Para o escritor Jonathan Lethem, de “Brooklyn sem pai nem mãe”, o romance “Gelo”, de Anna Kavan, é como a lua. “Só existe uma.”
“Gelo” teve um percurso curioso desde sua primeira publicação, em 1967. Trata-se do livro que consagrou Anna Kavan. A crítica chegou a traçar paralelos com Franz Kafka e Samuel Beckett para falar de sua prosa. Além de ter despertado a admiração de escritoras como Anaïs Nin e a Nobel de Literatura Doris Lessing.
Avalanche
Porém, por causa de suas narrativas desconcertantes, Anna Kavan acabou sendo menos lida do que merecia. No livro “Gelo”, há uma catástrofe ambiental iminente – uma avalanche de gelo prestes a destruir o planeta. Nesse cenário, três protagonistas sem nome, envolvidos em um suposto triângulo amoroso, tentam se salvar. Não só da destruição, mas também se salvar uns dos outros.
O narrador, “a garota” e o “guardião” estão sempre a um passo da aniquilação e da guerra movida pela escassez de recursos. Sobretudo, no horizonte, há as imensas paredes gélidas que engolem o ambiente.
Sempre no encalço da “garota”, o narrador e o “guardião” não poupam esforços para protegê-la, tratando-a como uma vítima incapaz e indefesa.
Premonitório
Tudo em “Gelo” parece ruir e escapar inclusive da leitura mais atenta, como se a brancura gélida cegasse a percepção.

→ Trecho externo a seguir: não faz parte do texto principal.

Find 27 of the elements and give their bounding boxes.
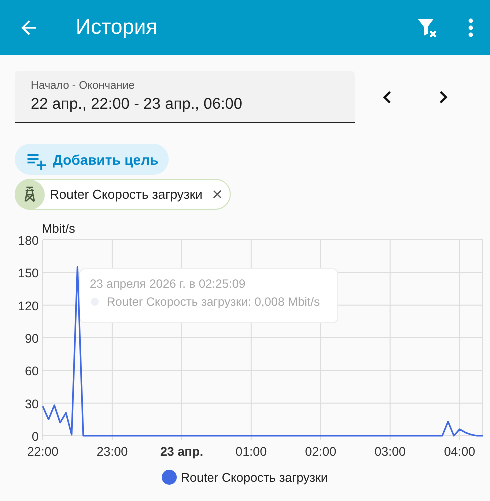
legend-label: Router Скорость загрузки bbox=[181, 470, 328, 484]
more-menu-icon[interactable] bbox=[468, 18, 474, 38]
field-value: 22 апр., 22:00 - 23 апр., 06:00 bbox=[31, 96, 244, 114]
y-tick-label: 150 bbox=[18, 266, 39, 281]
next-icon[interactable] bbox=[439, 90, 448, 104]
y-tick-label: 30 bbox=[25, 397, 39, 412]
y-tick-label: 60 bbox=[25, 364, 39, 379]
date-range-field[interactable]: Начало - Окончание 22 апр., 22:00 - 23 апр., 06:00 bbox=[15, 71, 355, 123]
legend-item[interactable]: Router Скорость загрузки bbox=[162, 470, 328, 485]
field-label: Начало - Окончание bbox=[31, 80, 136, 92]
axis-title: Mbit/s bbox=[42, 222, 76, 236]
remove-icon[interactable] bbox=[212, 190, 222, 199]
y-tick-label: 120 bbox=[18, 299, 39, 314]
y-tick-label: 0 bbox=[32, 430, 39, 444]
x-tick-label: 01:00 bbox=[236, 445, 268, 459]
x-tick-label: 22:00 bbox=[27, 445, 59, 459]
y-tick-label: 180 bbox=[18, 234, 39, 248]
x-tick-label: 23 апр. bbox=[160, 445, 204, 459]
x-tick-label: 04:00 bbox=[444, 445, 476, 459]
x-tick-label: 02:00 bbox=[305, 445, 337, 459]
chip-label: Router Скорость загрузки bbox=[50, 187, 203, 202]
tooltip: 23 апреля 2026 г. в 02:25:09 Router Скорость загрузки: 0,008 Mbit/s bbox=[80, 268, 338, 324]
y-tick-label: 90 bbox=[25, 332, 39, 346]
x-tick-label: 03:00 bbox=[374, 445, 406, 459]
previous-icon[interactable] bbox=[383, 90, 392, 104]
x-tick-label: 23:00 bbox=[96, 445, 128, 459]
page-title: История bbox=[76, 16, 158, 40]
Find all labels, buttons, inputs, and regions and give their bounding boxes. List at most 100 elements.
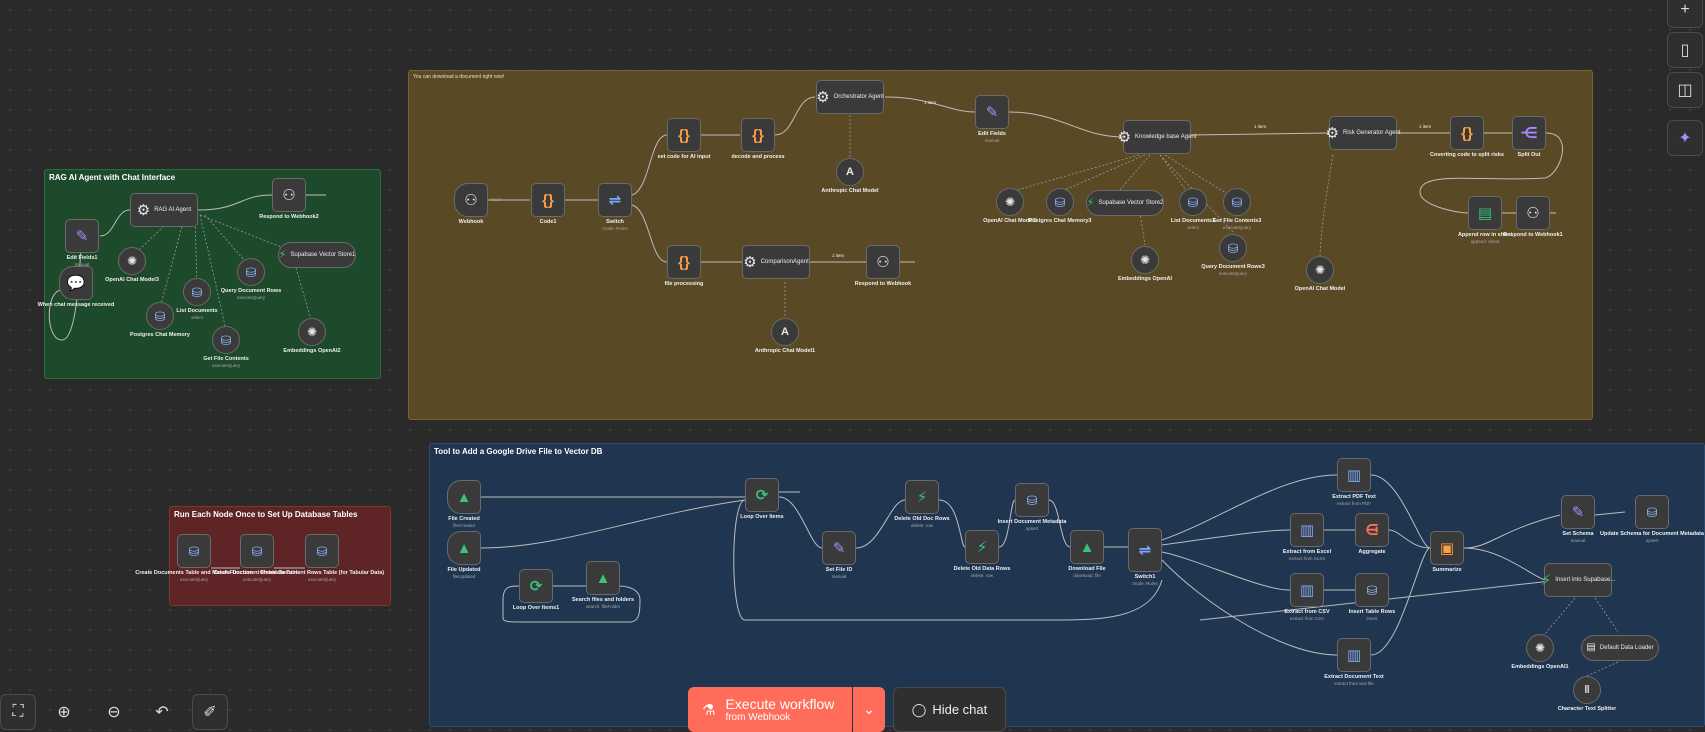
delete-data-rows-node[interactable]: ⚡ [965,530,999,564]
code1-node[interactable]: {} [531,183,565,217]
postgres-icon: ⛁ [1646,504,1658,520]
query-rows3-node[interactable]: ⛁ [1219,234,1247,262]
execute-dropdown-button[interactable]: ⌄ [853,687,885,732]
sticky-note-blue[interactable]: Tool to Add a Google Drive File to Vecto… [429,443,1705,727]
supabase-icon: ⚡ [278,248,287,261]
aggregate-icon: ⋳ [1365,521,1379,539]
postgres-memory-node[interactable]: ⛁ [146,302,174,330]
kb-agent-node[interactable]: ⚙ Knowledge base Agent [1118,120,1196,154]
delete-doc-rows-node[interactable]: ⚡ [905,480,939,514]
append-row-node[interactable]: ▤ [1468,196,1502,230]
fit-view-button[interactable]: ⛶ [0,694,36,730]
insert-table-rows-node[interactable]: ⛁ [1355,573,1389,607]
rag-agent-node[interactable]: ⚙ RAG AI Agent [130,193,198,227]
embeddings-openai2-node[interactable]: ✺ [298,318,326,346]
toggle-panel-button[interactable]: ◫ [1667,72,1703,108]
undo-button[interactable]: ↶ [144,694,180,730]
switch1-node[interactable]: ⇌ [1128,528,1162,572]
respond-webhook-node[interactable]: ⚇ [866,245,900,279]
embeddings-openai1-node[interactable]: ✺ [1526,634,1554,662]
edit-fields-node[interactable]: ✎ [975,95,1009,129]
openai-model2-node[interactable]: ✺ [996,188,1024,216]
create-metadata-table-node[interactable]: ⛁ [240,534,274,568]
postgres-icon: ⛁ [188,543,200,559]
file-created-node[interactable]: ▲ [447,480,481,514]
node-label: OpenAI Chat Model [1294,286,1346,292]
openai-model-node[interactable]: ✺ [1306,256,1334,284]
update-schema-node[interactable]: ⛁ [1635,495,1669,529]
embeddings-openai-node[interactable]: ✺ [1131,246,1159,274]
code-icon: {} [1461,124,1473,142]
fit-view-icon: ⛶ [12,703,24,720]
set-file-id-node[interactable]: ✎ [822,531,856,565]
search-files-node[interactable]: ▲ [586,561,620,595]
file-updated-node[interactable]: ▲ [447,531,481,565]
loop-over-items-node[interactable]: ⟳ [745,478,779,512]
postgres-memory3-node[interactable]: ⛁ [1046,188,1074,216]
list-documents3-node[interactable]: ⛁ [1179,188,1207,216]
set-schema-node[interactable]: ✎ [1561,495,1595,529]
switch-node[interactable]: ⇌ [598,183,632,217]
split-out-node[interactable]: ⋲ [1512,116,1546,150]
zoom-out-button[interactable]: ⊖ [96,694,132,730]
decode-node[interactable]: {} [741,118,775,152]
risk-agent-node[interactable]: ⚙ Risk Generator Agent [1326,116,1400,150]
hide-chat-button[interactable]: ◯ Hide chat [893,687,1006,732]
extract-excel-node[interactable]: ▥ [1290,513,1324,547]
aggregate-node[interactable]: ⋳ [1355,513,1389,547]
file-processing-node[interactable]: {} [667,245,701,279]
anthropic-model-node[interactable]: A [836,158,864,186]
list-documents-node[interactable]: ⛁ [183,278,211,306]
webhook-node[interactable]: ⚇ [454,183,488,217]
insert-metadata-node[interactable]: ⛁ [1015,483,1049,517]
add-sticky-button[interactable]: ▯ [1667,32,1703,68]
document-icon: ▤ [1586,642,1596,653]
supabase-store2-node[interactable]: ⚡ Supabase Vector Store2 [1086,190,1164,216]
method-badge: POST [490,197,502,202]
execute-workflow-button[interactable]: ⚗ Execute workflow from Webhook [688,687,852,732]
add-node-button[interactable]: + [1667,0,1703,28]
download-file-node[interactable]: ▲ [1070,530,1104,564]
create-rows-table-node[interactable]: ⛁ [305,534,339,568]
respond-webhook1-node[interactable]: ⚇ [1516,196,1550,230]
anthropic-model1-node[interactable]: A [771,318,799,346]
supabase-store1-node[interactable]: ⚡ Supabase Vector Store1 [278,242,356,268]
zoom-in-button[interactable]: ⊕ [46,694,82,730]
node-label: Set File ID manual [825,567,853,579]
get-file-contents3-node[interactable]: ⛁ [1223,188,1251,216]
tidy-up-button[interactable]: ✐ [192,694,228,730]
node-label: Loop Over Items1 [512,605,560,611]
insert-supabase-node[interactable]: ⚡ Insert into Supabase... [1541,563,1615,597]
postgres-icon: ⛁ [316,543,328,559]
postgres-icon: ⛁ [191,284,203,300]
respond-webhook2-node[interactable]: ⚇ [272,178,306,212]
default-data-loader-node[interactable]: ▤ Default Data Loader [1581,635,1659,661]
character-splitter-node[interactable]: ‖ [1573,676,1601,704]
set-code-node[interactable]: {} [667,118,701,152]
comparison-agent-node[interactable]: ⚙ ComparisonAgent [742,245,810,279]
node-label: List Documents select [176,308,218,320]
split-icon: ⋲ [1520,124,1538,142]
node-label: Embeddings OpenAI1 [1511,664,1569,670]
edit-fields1-node[interactable]: ✎ [65,219,99,253]
ai-assistant-button[interactable]: ✦ [1667,120,1703,156]
chat-trigger-node[interactable]: 💬 [59,266,93,300]
create-documents-table-node[interactable]: ⛁ [177,534,211,568]
extract-csv-node[interactable]: ▥ [1290,573,1324,607]
orchestrator-agent-node[interactable]: ⚙ Orchestrator Agent [816,80,884,114]
postgres-icon: ⛁ [154,308,166,324]
supabase-icon: ⚡ [976,538,988,556]
anthropic-icon: A [781,325,789,338]
extract-pdf-node[interactable]: ▥ [1337,458,1371,492]
converting-node[interactable]: {} [1450,116,1484,150]
extract-document-node[interactable]: ▥ [1337,638,1371,672]
query-rows-node[interactable]: ⛁ [237,258,265,286]
plus-icon: + [1680,1,1690,18]
node-label: Extract Document Text extract from text f… [1324,674,1384,686]
get-file-contents-node[interactable]: ⛁ [212,326,240,354]
openai-model3-node[interactable]: ✺ [118,247,146,275]
group-title: You can download a document right now! [413,74,505,80]
loop-over-items1-node[interactable]: ⟳ [519,569,553,603]
summarize-node[interactable]: ▣ [1430,531,1464,565]
node-label: Aggregate [1358,549,1386,555]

Mas, como é comum acontecer com obras de vanguarda, o tempo torna alguns elementos mais legíveis. Além de ser um exemplar de protofeminismo, o romance consegue também ser premonitório: nele, está a certeza de que ação destrutiva do homem sobre a natureza invariavelmente o levará à extinção.
Embora temas pós-apocalípticos já fossem comuns na literatura do período seguinte à Segunda Guerra Mundial, é inevitável ler “Gelo” nos dias de hoje sem associá-lo ao panorama das mudanças climáticas, tema do posfácio desta edição, assinado pela pesquisadora inglesa Victoria Walker.
Não apenas pela escolha temática, mas por sua linguagem e forma, o romance pode ser lido como uma poderosa representação literária do antropoceno e do apocalipse ecológico prenunciado pela genialidade fugidia de Anna Kavan.
A autora
Anna Kavan é um pseudônimo de Helen Woods, que nasceu em 1901 em Cannes e durante a vida morou na Europa, Estados Unidos e Inglaterra.
Publicou suas primeiras obras usando o sobrenome do primeiro casamento, Helen Ferguson, e desde então sua vida teve episódios conturbados de colapsos nervosos e vício em heroína.
Em 1938, deu entrada em uma clínica na Suíça, de onde saiu com um novo estilo literário e o nome de uma de suas personagens, que passaria a adotar até o fim da vida.
Livro
“Gelo”, de Anna Kavan. Tradução de Camila Von Holdefer. Fósforo, 208 páginas, R$ 69,90 e R$ 49,90 (e-book).